Review: How Much Wood Would a Woodchuck Chuck (1976)
How Much Wood Would a Woodchuck Chuck must be the definitive documentary about auctioneering. Werner Herzog propels us into a world of verbal gymnastics where yodelling, freestyle MC’ing and race announcing seem to intersect in a million-mile an hour syllabic drone. The livestock auctioneer’s mantra can sound unintelligible to the untrained ear, and thankfully a world champion auctioneer gives us a primer early on, in the basics of the Auction Chant, or what Herzog calls ‘the poetry of capitalism’.
The guidance won’t help you much though, it remains nigh impossible to decipher what each contestant in the World Livestock Auctioneer Championship is actually saying. But it’s also largely irrelevant.

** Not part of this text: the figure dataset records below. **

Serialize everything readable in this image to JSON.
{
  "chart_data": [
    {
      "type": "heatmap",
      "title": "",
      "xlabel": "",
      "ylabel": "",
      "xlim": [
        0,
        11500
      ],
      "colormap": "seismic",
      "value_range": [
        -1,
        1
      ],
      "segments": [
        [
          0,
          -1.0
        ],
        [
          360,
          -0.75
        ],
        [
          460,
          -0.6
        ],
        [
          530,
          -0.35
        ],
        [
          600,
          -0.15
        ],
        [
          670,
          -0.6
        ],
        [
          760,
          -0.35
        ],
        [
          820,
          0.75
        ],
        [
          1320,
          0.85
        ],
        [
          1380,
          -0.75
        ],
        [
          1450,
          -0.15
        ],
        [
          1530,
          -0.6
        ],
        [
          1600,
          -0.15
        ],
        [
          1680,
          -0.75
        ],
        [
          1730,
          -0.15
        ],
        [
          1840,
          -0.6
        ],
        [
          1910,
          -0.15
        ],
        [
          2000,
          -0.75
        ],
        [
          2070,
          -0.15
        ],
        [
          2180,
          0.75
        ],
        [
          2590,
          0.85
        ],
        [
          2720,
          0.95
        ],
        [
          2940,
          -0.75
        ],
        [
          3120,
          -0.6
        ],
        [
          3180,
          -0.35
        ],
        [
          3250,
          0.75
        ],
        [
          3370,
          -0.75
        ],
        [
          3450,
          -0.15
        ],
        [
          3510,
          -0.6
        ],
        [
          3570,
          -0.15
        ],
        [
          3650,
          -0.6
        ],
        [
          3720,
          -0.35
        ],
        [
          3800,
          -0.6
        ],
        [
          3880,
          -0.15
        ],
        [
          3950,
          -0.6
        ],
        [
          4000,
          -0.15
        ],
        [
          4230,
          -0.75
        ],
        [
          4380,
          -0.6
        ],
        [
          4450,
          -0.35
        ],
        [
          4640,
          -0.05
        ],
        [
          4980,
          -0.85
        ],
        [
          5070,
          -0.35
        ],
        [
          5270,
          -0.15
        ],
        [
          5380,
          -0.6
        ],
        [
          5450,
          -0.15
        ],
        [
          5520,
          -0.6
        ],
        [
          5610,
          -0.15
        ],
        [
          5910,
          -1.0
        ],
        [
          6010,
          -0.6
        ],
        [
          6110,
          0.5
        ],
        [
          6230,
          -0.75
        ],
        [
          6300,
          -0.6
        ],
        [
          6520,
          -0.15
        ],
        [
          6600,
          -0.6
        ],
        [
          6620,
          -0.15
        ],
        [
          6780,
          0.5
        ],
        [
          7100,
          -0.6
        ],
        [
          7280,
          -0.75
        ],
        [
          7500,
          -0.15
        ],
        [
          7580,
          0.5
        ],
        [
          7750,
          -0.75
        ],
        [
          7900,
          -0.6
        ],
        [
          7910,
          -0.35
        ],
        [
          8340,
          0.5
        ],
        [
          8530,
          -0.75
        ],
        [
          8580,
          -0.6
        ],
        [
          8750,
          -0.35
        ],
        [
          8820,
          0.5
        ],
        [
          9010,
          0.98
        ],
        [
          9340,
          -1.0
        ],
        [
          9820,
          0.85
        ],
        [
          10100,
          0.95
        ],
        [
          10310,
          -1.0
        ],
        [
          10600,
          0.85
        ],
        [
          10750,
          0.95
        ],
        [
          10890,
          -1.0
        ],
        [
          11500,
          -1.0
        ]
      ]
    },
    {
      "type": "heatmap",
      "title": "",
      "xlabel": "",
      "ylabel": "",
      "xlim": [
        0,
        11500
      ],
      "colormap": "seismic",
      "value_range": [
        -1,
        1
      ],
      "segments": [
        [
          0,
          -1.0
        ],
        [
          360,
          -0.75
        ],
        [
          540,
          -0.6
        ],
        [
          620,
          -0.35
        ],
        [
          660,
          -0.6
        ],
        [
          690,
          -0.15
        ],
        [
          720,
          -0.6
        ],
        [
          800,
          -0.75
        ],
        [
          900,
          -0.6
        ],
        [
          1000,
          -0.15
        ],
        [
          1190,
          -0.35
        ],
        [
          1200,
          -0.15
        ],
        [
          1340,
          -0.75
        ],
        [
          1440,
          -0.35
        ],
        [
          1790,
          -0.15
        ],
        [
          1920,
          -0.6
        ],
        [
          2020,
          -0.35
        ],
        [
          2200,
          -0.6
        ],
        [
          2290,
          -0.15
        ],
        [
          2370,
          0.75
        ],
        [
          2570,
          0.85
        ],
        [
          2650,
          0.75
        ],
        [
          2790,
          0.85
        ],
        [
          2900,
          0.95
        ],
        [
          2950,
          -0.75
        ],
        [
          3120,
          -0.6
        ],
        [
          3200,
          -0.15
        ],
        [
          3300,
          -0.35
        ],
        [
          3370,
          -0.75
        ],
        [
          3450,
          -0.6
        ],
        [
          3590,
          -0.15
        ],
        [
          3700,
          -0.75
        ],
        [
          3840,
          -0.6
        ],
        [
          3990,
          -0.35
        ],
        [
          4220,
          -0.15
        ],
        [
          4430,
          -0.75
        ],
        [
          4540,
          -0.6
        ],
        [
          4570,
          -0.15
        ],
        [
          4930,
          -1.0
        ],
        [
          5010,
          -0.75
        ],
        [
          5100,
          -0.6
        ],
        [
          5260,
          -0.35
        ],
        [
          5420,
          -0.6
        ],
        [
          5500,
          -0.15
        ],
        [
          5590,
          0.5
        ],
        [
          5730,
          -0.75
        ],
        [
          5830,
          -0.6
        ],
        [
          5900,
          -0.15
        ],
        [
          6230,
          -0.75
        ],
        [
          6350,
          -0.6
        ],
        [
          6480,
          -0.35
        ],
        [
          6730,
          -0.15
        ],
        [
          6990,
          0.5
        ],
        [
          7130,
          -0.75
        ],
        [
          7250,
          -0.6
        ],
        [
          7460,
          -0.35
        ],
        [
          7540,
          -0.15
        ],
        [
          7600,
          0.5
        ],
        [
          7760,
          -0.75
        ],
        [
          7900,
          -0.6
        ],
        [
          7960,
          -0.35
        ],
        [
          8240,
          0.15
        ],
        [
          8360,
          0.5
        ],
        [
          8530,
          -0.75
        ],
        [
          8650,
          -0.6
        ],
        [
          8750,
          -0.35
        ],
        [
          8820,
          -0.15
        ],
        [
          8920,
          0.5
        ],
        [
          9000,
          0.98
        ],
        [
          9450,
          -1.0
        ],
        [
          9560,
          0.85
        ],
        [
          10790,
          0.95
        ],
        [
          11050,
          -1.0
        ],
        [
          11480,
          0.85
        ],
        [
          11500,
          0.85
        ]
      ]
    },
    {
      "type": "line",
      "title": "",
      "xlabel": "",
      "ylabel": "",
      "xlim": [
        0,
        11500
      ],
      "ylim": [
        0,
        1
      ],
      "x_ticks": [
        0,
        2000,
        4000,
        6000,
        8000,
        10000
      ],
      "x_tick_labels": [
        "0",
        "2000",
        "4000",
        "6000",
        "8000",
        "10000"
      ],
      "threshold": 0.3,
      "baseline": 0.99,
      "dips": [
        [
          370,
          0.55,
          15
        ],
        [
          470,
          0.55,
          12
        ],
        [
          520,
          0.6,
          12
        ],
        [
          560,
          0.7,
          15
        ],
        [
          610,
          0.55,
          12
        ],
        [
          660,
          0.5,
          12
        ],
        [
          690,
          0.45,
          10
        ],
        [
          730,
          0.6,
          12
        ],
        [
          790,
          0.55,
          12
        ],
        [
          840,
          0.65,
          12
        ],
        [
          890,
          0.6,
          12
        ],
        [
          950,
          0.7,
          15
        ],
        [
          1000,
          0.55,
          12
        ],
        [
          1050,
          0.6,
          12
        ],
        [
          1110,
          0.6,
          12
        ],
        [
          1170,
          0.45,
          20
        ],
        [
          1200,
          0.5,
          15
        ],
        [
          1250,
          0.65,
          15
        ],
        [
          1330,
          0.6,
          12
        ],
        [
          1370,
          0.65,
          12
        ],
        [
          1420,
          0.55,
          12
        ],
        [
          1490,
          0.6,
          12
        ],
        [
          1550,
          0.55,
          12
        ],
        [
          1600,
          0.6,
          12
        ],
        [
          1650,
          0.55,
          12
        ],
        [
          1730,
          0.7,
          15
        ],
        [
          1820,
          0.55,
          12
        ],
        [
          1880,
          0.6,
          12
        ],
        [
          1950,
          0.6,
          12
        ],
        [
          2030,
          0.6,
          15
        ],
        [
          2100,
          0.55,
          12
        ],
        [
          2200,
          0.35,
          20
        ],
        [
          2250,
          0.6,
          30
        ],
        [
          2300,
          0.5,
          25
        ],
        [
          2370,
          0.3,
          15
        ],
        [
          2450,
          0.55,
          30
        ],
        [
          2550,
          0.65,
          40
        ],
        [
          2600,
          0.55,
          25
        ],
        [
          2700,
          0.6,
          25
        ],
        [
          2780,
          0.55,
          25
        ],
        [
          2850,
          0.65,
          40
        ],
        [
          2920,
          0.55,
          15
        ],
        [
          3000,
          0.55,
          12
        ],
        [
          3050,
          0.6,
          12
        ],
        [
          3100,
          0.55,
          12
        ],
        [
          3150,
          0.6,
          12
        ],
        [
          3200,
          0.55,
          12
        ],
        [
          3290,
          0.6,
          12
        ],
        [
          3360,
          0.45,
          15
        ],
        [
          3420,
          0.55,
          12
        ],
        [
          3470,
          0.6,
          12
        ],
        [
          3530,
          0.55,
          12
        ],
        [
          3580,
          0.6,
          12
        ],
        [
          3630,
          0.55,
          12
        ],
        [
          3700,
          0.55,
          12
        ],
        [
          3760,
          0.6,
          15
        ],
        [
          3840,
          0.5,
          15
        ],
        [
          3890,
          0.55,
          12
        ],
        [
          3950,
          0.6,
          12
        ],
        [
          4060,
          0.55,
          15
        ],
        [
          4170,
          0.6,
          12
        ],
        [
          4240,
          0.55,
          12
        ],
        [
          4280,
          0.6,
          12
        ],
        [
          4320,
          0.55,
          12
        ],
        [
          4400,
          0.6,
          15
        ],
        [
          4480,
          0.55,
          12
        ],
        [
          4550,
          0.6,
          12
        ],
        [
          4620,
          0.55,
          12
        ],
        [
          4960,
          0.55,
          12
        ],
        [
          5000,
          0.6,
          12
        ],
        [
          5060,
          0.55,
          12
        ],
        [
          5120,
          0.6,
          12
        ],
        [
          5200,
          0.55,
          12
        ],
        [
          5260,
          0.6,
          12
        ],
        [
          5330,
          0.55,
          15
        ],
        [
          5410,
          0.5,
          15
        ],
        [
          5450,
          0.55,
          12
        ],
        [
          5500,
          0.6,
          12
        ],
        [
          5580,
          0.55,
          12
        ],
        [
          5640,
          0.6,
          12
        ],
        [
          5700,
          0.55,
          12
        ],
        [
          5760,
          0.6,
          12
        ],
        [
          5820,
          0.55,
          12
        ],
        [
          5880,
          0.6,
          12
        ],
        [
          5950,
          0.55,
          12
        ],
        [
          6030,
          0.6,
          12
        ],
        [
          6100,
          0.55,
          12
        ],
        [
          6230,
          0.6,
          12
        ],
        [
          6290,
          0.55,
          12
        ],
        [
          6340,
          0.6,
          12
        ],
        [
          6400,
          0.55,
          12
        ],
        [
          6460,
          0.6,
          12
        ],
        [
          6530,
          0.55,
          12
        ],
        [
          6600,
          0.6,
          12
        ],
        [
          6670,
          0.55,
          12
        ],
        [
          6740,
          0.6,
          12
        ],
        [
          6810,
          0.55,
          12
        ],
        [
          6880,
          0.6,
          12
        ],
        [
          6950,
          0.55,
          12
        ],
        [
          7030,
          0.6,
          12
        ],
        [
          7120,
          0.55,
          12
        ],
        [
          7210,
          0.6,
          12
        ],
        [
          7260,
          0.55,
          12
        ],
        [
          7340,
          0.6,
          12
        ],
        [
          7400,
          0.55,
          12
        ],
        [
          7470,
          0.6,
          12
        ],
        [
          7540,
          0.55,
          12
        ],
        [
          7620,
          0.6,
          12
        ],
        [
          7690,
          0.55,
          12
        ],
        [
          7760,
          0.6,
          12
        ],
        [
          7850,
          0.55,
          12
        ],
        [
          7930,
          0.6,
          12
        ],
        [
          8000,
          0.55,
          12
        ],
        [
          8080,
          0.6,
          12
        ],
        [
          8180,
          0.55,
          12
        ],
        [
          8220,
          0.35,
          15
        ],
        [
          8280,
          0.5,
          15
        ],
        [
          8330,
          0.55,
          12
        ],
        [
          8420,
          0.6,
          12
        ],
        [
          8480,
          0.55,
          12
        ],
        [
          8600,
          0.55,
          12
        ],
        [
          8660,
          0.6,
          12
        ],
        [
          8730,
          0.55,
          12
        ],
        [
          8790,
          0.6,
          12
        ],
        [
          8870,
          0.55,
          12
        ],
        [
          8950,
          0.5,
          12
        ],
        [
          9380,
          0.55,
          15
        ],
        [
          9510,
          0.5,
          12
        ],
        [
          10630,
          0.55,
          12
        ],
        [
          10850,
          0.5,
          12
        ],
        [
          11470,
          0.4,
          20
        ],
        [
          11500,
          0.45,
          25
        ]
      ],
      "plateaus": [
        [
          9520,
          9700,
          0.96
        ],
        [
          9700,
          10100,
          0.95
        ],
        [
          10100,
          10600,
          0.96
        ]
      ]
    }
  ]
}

What will strike you most about the competitors is not the content of their monologues, but rather their differing styles and methods of delivery and dare I say, ‘crowd control’. Things do get slightly repetitive as Werner inflicts performance after performance on us, however you do find yourself barracking for one contestant or another. Like many other documentaries, How Much Wood Would a Woodchuck Chuck thematically concerns itself with America’s obsession for such competitiveness.
Interestingly, in the commentary for Herzog’s Stroszek, he mentions he originally met two of the actors as auctioneers in How Much Wood Would a Woodchuck Chuck.